Except our family never beat anything. My mother never beat her drug addiction. My dad couldn’t beat the waste of war. Bennett wasn’t beating his alcohol abuse. And I couldn’t beat my demons.
Chapter 40
Marin
Five years ago…
The little girl swinging on the playground looked nothing like me. It was hard to believe we were biological sisters. She looked just like her father, while I looked like mine. My skin was hazelnut, hers cream. My inky black hair was wild and curly, hers dirty blonde and poker-straight. But our eyes, full of life and light, were the same. I saw our mother in them.
Even though my life and light had long ago faded.
Luckily for me, there weren’t many Felicity Portmans in the Pittsburgh area. Or anywhere, for that matter. A little online digging and social media stalking gave me the home address—if you could even call the mansion they lived in a home. A quick property records search showed a house so steeped in opulence and notoriety that it had its own name, the Execution Estate. Not the most welcome-home designation, but who cared when you had three stories of classical-meets-modern splendor?
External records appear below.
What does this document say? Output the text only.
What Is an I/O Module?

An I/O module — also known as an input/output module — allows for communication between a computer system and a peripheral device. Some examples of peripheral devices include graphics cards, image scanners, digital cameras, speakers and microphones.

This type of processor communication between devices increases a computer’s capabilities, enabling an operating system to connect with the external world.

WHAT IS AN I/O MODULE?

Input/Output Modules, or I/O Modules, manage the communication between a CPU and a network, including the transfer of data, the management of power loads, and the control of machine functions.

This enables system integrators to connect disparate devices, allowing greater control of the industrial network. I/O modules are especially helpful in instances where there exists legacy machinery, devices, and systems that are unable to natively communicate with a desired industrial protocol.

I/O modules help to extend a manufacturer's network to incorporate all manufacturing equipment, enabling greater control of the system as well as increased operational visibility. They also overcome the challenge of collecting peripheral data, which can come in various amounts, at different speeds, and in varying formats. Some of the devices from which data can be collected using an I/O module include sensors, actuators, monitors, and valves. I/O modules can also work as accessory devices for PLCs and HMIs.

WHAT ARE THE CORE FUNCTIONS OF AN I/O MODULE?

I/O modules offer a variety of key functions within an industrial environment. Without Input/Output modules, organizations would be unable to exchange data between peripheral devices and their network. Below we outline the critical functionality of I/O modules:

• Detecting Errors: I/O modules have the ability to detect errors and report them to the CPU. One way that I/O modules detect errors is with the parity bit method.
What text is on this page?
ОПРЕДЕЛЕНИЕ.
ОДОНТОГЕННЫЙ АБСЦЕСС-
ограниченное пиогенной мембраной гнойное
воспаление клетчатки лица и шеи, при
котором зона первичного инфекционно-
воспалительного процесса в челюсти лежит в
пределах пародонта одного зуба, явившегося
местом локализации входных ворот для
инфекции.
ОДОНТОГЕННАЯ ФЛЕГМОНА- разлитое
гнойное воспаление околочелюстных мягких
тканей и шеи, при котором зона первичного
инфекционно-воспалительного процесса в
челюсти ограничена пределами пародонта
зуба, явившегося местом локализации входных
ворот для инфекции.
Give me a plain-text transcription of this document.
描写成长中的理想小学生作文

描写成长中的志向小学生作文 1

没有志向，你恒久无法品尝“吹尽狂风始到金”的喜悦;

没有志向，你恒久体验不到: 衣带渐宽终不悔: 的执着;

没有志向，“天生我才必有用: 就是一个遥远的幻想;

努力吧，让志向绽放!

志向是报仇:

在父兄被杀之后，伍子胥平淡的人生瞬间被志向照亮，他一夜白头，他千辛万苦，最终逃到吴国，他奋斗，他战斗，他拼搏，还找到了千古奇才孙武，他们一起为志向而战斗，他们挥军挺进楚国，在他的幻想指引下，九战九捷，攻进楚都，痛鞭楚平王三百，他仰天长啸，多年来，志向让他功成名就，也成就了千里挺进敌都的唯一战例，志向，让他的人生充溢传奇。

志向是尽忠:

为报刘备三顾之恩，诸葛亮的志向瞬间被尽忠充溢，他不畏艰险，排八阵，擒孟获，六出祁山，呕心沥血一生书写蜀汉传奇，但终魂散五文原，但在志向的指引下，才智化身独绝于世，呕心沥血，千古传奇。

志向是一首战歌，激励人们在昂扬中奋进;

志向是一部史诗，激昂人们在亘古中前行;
The challenging part was figuring out a way to randomly run into Vera Portman—my sister’s name, I came to learn—without drawing attention to myself. I wasn’t even sure why I needed to meet her, or what I would say. I didn’t want to completely upend her world…or did I? I wasn’t sure what I wanted anymore. Just a connection.
The little girl had constant activities: school, gymnastics class, soccer. I couldn’t just sit in front of their house, spying, and get hauled off by the cops. Lucky for me the house was in a remote, rustic area, and there was a dilapidated barn down the road, reachable by an overgrown cow path from bygone days when the woods were surrounded by farmland. The path was rough on my car, but I was able to park behind the barn and spy on the Portmans with compact binoculars with an excellent zoom—thank you, Amazon! And the few instances where they went out to dinner or to get ice cream—a family favorite, I quickly realized—Vera doted on her little brother, who was always in tow. But my persistence eventually paid off. One random outing to a nearby park, and the golden opportunity presented itself.